Not only had Eva Valentine been dumped after being used for sex, she’d just been evicted from her home.
Surely things couldn’t get any worse?
Or could they?
Actually things could get worse.
I had always suffered badly with period cramps. If there was a special occasion like a birthday or Christmas, though especially if I was away on a bikini holiday, my period would arrive. My time of the month seemed to regulate itself around parties, as if my body was trying its hardest to sabotage my ability to have fun.
But I was never going to enjoy today. It was a cold damp Sunday morning and I was sitting in the window of my living room, staring down the road waiting for Maddie to collect me. Me and my two suitcases, my three black bags full of jackets and handbags, and the one brown box I had obtained from the corner shop and into which I had dumped the assorted freebies I had collected in my several years of journalism.

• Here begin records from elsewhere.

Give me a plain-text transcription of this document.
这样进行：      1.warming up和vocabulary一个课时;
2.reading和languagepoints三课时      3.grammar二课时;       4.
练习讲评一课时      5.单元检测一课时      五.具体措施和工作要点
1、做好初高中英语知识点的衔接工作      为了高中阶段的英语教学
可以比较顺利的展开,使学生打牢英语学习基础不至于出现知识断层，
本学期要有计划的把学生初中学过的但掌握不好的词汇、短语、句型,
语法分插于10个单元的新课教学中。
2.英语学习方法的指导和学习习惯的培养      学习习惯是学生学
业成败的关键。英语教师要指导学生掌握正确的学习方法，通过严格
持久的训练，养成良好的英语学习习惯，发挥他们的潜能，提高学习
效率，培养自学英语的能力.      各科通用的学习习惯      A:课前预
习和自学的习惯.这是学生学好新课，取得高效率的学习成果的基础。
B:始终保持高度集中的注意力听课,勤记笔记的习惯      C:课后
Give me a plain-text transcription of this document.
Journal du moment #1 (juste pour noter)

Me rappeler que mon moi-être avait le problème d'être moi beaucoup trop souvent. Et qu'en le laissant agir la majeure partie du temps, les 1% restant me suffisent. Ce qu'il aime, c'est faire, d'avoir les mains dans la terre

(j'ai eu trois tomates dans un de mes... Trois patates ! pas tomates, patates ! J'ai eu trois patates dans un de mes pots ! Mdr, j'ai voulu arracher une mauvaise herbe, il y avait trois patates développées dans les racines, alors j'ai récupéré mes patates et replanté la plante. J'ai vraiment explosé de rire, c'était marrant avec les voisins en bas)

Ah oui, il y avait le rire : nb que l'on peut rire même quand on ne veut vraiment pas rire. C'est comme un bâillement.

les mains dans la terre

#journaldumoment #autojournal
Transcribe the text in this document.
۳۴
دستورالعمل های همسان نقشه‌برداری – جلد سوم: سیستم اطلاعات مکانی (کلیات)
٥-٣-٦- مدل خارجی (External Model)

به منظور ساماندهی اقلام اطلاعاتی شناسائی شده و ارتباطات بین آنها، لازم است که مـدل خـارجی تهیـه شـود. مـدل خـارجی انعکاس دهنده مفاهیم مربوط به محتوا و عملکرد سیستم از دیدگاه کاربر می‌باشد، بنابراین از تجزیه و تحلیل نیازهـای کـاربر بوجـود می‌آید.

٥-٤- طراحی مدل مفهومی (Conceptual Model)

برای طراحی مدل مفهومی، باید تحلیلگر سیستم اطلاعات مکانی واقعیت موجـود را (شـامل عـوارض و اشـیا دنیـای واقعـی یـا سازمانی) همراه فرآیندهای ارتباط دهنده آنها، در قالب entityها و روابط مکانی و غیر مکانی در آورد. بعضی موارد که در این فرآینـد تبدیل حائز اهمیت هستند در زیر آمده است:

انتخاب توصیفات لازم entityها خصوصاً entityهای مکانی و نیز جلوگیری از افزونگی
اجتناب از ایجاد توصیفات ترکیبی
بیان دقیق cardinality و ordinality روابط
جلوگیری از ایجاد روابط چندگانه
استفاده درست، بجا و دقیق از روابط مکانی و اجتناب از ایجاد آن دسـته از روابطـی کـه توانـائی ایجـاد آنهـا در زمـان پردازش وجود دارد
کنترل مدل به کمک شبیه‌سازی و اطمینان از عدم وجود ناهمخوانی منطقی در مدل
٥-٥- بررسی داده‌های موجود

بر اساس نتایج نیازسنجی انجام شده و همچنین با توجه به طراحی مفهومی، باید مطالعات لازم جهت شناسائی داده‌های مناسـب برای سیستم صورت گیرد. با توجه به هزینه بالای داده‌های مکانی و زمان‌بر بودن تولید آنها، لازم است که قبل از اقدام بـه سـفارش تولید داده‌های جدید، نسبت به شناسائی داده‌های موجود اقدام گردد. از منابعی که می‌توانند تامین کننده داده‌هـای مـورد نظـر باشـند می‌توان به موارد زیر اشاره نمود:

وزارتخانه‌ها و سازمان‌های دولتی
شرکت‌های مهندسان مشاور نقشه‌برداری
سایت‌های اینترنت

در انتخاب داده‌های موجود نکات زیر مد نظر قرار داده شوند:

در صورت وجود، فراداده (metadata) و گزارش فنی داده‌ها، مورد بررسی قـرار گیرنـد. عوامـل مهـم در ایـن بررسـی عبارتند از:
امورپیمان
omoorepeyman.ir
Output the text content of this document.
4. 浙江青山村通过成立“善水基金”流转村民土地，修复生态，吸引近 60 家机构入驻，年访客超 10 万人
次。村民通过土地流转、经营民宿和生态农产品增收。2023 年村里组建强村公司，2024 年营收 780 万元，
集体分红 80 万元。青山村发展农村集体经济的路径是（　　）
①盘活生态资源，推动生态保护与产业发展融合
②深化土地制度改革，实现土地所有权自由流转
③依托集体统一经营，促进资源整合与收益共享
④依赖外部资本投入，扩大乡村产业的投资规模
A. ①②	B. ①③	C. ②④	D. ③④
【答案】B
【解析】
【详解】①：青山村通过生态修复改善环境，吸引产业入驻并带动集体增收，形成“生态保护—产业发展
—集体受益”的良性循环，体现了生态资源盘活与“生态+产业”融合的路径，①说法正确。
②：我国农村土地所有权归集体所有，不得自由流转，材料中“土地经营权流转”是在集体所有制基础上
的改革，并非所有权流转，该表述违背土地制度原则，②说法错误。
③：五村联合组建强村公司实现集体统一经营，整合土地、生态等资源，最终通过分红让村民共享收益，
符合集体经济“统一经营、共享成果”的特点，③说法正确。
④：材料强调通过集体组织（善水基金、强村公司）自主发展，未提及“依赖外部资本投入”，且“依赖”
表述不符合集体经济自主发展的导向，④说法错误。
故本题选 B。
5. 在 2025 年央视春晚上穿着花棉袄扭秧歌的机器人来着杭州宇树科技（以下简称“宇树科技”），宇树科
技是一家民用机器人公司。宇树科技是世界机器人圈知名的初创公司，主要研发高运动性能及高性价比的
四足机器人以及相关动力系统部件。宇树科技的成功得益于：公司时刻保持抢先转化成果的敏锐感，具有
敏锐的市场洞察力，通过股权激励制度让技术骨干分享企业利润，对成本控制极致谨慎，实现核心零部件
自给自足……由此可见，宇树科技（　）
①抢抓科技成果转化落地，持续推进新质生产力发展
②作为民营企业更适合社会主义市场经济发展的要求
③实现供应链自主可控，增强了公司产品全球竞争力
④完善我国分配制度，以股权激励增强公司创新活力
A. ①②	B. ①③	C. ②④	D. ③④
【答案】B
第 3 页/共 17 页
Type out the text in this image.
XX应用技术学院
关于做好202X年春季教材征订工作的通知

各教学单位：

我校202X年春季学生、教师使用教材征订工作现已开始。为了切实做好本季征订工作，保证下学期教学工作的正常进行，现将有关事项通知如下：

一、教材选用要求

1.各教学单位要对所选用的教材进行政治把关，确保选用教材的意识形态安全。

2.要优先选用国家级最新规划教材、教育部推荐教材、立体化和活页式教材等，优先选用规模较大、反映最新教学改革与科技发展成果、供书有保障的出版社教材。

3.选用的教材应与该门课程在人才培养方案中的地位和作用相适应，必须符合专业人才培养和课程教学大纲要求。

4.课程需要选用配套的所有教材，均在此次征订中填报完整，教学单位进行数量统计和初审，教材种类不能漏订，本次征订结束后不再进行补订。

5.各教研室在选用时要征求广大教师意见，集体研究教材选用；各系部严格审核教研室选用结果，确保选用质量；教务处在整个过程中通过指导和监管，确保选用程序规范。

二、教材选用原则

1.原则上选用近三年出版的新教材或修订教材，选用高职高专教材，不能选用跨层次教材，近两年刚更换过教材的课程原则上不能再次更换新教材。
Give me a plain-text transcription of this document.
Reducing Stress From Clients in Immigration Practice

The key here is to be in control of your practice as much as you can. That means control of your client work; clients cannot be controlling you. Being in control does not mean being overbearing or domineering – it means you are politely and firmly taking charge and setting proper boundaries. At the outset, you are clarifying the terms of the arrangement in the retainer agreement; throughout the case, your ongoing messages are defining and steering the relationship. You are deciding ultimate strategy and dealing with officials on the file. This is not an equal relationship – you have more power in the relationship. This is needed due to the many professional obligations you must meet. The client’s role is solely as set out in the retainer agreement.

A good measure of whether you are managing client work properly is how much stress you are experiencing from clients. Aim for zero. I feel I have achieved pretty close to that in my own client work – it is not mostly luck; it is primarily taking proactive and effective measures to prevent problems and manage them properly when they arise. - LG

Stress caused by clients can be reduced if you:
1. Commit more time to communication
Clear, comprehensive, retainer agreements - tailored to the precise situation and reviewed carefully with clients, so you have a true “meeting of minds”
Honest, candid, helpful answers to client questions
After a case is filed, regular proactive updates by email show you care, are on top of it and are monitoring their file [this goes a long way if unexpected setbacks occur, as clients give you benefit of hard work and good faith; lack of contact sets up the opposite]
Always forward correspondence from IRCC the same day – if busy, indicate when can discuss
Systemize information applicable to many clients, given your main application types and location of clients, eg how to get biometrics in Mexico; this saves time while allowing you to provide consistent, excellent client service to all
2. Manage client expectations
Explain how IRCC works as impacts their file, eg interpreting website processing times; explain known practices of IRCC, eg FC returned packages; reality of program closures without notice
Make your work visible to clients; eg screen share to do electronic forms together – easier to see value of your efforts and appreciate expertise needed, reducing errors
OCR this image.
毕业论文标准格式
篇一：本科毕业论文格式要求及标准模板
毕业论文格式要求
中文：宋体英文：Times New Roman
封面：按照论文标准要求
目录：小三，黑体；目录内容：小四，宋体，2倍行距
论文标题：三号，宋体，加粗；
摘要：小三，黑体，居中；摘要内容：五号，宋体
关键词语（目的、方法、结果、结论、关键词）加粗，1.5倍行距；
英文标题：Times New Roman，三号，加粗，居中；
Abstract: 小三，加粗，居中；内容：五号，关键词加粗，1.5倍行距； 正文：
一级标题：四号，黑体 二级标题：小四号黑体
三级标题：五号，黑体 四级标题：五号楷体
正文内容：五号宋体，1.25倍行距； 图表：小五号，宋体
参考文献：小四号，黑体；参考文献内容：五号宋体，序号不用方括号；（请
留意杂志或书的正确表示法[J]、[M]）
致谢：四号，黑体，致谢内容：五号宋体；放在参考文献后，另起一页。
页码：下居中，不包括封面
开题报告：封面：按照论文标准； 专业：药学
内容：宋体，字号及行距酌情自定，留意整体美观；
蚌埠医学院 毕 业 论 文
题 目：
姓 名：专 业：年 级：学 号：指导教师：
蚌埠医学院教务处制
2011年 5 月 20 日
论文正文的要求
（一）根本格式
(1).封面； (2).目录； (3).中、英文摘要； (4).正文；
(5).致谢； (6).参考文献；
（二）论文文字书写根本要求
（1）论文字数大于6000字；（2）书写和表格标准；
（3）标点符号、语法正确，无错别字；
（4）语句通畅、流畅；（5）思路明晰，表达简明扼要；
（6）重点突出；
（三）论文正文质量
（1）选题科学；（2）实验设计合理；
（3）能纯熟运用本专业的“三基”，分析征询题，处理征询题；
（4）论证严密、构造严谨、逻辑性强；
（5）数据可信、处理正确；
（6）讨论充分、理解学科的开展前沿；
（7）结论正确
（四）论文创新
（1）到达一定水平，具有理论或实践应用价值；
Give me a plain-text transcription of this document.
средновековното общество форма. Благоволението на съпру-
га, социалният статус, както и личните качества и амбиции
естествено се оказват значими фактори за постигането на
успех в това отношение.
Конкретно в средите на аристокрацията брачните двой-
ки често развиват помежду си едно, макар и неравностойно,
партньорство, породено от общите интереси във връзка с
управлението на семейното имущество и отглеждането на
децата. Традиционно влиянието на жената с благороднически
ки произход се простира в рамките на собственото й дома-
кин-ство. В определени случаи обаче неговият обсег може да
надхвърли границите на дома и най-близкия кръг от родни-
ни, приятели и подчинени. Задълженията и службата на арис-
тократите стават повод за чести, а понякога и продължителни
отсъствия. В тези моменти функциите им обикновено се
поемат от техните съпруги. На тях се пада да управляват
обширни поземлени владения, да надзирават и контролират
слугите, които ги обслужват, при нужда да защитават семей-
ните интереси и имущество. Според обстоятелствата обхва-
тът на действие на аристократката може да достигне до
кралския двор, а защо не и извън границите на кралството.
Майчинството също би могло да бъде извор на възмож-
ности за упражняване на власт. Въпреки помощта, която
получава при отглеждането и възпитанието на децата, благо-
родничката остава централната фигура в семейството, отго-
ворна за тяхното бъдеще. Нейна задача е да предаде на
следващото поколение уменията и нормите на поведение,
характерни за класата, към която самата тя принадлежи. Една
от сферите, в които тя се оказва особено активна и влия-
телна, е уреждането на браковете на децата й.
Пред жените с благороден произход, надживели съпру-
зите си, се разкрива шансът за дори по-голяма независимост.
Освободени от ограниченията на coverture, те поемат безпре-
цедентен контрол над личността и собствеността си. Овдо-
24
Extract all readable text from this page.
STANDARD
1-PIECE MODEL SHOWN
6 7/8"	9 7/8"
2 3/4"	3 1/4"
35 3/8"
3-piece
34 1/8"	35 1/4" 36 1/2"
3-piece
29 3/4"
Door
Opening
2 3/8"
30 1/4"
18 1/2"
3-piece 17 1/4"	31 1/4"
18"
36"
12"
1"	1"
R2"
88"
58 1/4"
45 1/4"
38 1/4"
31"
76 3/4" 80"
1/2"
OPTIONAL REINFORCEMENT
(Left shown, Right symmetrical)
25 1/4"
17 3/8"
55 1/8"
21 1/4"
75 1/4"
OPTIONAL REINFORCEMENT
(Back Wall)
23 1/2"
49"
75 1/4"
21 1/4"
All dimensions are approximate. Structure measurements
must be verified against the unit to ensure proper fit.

Those lost, forgotten years.
The fact that I had the worst cramps imaginable just added to the glamour of the whole exercise.
I truly never remember being this miserable.
Of course there had been many other times when I had been hysterical with the trauma of a relationship breaking up, but this was just plain ole misery. Now that my bags were packed I just wanted out of the house.
I had said goodbye to each of the rooms and thanked them for looking after me, but now I just wanted to be gone.
Originally Maddie had said she’d pick me up at 10.30, but she was being her trademark late self and her tardiness was doing nothing for my mood.
It was 11.45 before she came screeching up the street, knocking my neighbour’s wheelie bin and all of its rubbish across the road in the process.
Unapologetic, she just barked at me to start filling the boot of her car while she used my loo.
Charming I thought; so much for a shoulder to cry on.